Tento forçar meu caminho para fora do quarto privado, inspirando fundo, mas minha respiração está escapando mais rápido do que consigo controlar. Tenho a sensação de estar submersa, de ouvir a pulsação do meu sangue, martelar por meus ouvidos. Não é mais só o zunido em meu ouvido esquerdo, é o composto de tudo. Segue o ritmo do meu coração, que assola, como um pássaro selvagem recentemente capturado, contra minha caixa torácica; faz-me considerar se irei vomitar - quando o fizer, vomitarei o órgão inteiro? Passo por Danny, puxando meu braço do aperto de sua mão, e de como suas unhas fincam-se em minha pele; resulta em um arranhado bem mais fundo do que gostaria, antes de conseguir soltar meu braço.
De volta para o corredor iluminado apenas pelas luzes em neon vermelho, por um segundo, sinto tudo girar ao meu redor. Aquela maldita fumaça que se espalhava pelo espaço apenas para ser efeito dramático - se antes era uma suposição, agora tenho quase certeza que há alguma droga nessa merda. Tento livrar-me da sensação, focando em meus passos enquanto caminho mais para dentro do corredor, ouvindo Danika chiar atrás de mim. Procuro por algum quarto disponível, aberto, qualquer um, mesmo que não seja no meu nome, seria meu essa noite. Qualquer lugar que estivesse aberto.

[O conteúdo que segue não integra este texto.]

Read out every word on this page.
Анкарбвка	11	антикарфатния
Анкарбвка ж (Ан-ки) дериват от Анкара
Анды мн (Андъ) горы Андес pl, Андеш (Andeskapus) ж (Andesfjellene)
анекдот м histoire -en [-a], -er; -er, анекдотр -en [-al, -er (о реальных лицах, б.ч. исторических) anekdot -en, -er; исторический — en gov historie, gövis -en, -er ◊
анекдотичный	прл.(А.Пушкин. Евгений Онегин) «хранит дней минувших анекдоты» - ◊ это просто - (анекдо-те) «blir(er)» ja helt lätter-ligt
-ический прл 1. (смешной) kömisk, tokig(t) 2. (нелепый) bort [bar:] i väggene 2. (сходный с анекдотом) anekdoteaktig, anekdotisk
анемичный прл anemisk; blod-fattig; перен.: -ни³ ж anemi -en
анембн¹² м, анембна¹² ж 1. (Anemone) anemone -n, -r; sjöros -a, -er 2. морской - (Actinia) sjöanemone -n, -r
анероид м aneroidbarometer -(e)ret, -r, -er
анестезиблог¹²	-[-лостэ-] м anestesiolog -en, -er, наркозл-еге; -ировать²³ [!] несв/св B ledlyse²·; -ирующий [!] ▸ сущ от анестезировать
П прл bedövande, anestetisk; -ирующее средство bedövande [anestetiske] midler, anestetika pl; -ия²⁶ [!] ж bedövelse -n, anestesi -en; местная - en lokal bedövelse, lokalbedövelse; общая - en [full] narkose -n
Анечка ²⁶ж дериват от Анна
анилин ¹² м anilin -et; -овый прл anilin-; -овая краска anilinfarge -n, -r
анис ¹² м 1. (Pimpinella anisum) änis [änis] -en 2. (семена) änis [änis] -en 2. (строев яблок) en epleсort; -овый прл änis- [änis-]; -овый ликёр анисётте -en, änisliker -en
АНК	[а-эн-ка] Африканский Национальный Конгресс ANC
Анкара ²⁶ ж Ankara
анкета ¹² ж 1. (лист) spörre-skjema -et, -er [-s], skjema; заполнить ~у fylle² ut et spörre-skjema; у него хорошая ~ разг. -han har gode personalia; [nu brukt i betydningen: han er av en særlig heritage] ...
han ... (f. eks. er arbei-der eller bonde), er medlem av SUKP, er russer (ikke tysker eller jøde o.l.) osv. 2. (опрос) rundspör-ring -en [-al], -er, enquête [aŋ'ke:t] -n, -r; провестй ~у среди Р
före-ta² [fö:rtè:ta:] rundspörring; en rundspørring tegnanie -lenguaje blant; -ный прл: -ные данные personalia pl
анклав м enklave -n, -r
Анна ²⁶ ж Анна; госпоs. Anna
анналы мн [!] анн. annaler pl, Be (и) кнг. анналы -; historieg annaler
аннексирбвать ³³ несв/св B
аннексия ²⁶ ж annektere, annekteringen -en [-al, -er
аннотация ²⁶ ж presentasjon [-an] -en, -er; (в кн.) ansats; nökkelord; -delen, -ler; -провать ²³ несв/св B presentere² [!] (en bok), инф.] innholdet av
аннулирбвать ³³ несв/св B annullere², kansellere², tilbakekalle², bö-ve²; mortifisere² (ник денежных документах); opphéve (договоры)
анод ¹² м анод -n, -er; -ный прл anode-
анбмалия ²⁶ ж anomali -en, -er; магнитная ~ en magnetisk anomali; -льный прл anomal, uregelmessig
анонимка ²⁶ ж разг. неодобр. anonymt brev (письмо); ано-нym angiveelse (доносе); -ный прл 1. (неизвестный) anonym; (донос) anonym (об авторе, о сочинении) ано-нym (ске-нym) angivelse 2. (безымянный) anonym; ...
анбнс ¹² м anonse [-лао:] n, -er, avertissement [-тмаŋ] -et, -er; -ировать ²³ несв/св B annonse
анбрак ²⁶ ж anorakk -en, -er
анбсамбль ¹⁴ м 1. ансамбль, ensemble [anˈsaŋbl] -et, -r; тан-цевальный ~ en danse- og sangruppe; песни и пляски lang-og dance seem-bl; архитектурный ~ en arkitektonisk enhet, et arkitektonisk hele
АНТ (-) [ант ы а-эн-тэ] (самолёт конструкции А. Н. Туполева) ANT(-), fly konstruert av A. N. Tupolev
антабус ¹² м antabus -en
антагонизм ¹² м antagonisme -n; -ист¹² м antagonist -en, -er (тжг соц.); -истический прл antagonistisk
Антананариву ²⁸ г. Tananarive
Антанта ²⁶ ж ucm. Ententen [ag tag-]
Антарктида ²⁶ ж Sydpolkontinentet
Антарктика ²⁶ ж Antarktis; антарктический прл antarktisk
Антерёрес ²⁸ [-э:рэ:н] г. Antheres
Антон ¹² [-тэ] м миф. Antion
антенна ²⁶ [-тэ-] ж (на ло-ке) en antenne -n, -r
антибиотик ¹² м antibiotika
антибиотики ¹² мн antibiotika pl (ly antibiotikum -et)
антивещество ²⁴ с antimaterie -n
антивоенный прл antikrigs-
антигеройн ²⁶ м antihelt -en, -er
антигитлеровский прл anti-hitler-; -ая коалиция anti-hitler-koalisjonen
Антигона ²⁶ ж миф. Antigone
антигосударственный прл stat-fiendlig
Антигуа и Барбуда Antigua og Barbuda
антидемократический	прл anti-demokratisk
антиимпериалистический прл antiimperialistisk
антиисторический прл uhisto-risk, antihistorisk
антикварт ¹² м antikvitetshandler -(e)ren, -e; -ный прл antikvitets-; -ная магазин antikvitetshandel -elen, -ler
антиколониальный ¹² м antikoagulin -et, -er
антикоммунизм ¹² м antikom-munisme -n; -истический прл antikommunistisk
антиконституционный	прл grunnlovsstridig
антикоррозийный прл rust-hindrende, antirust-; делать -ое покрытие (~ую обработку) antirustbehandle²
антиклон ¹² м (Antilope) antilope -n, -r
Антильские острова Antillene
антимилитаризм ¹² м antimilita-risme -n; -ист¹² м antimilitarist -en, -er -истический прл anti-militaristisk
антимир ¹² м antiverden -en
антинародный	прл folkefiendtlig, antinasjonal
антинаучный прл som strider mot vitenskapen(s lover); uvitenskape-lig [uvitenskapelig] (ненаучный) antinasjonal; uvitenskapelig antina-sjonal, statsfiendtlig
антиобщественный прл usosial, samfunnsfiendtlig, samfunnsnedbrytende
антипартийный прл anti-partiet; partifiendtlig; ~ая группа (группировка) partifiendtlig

— Não! Você não vai! - Grita Danny atrás de mim, apertando o passo e tentando segurar meus ombros. Consigo empurrar a primeira porta aberta que encontro, adentrando sem muita cerimônia no espaço, e giro o mais rápido que consigo para fechá-la, mas Danny já havia projetado parte de seu corpo para dentro e bloqueia a porta. Tento forçar, obrigá-la a sair daquele entremeio, mas Danny apenas chutou minha canela, e eu cambaleei para trás. Acabo caindo sentada contra o estofado macio próximo da entrada do quarto privado. Fuzilo o rosto de Danny com frustração, mas não digo nada. - Não se atreva a tentar sair daqui - ela rosna, e eu tenho vontade de gritar com ela, apenas chegar perto de seu rosto e gritar até que minha voz desaparecesse, mas, em vez disso, ergo minhas duas mãos para o alto, em um gesto de redenção. No máximo que essa palavra poderia ser aplicada a mim.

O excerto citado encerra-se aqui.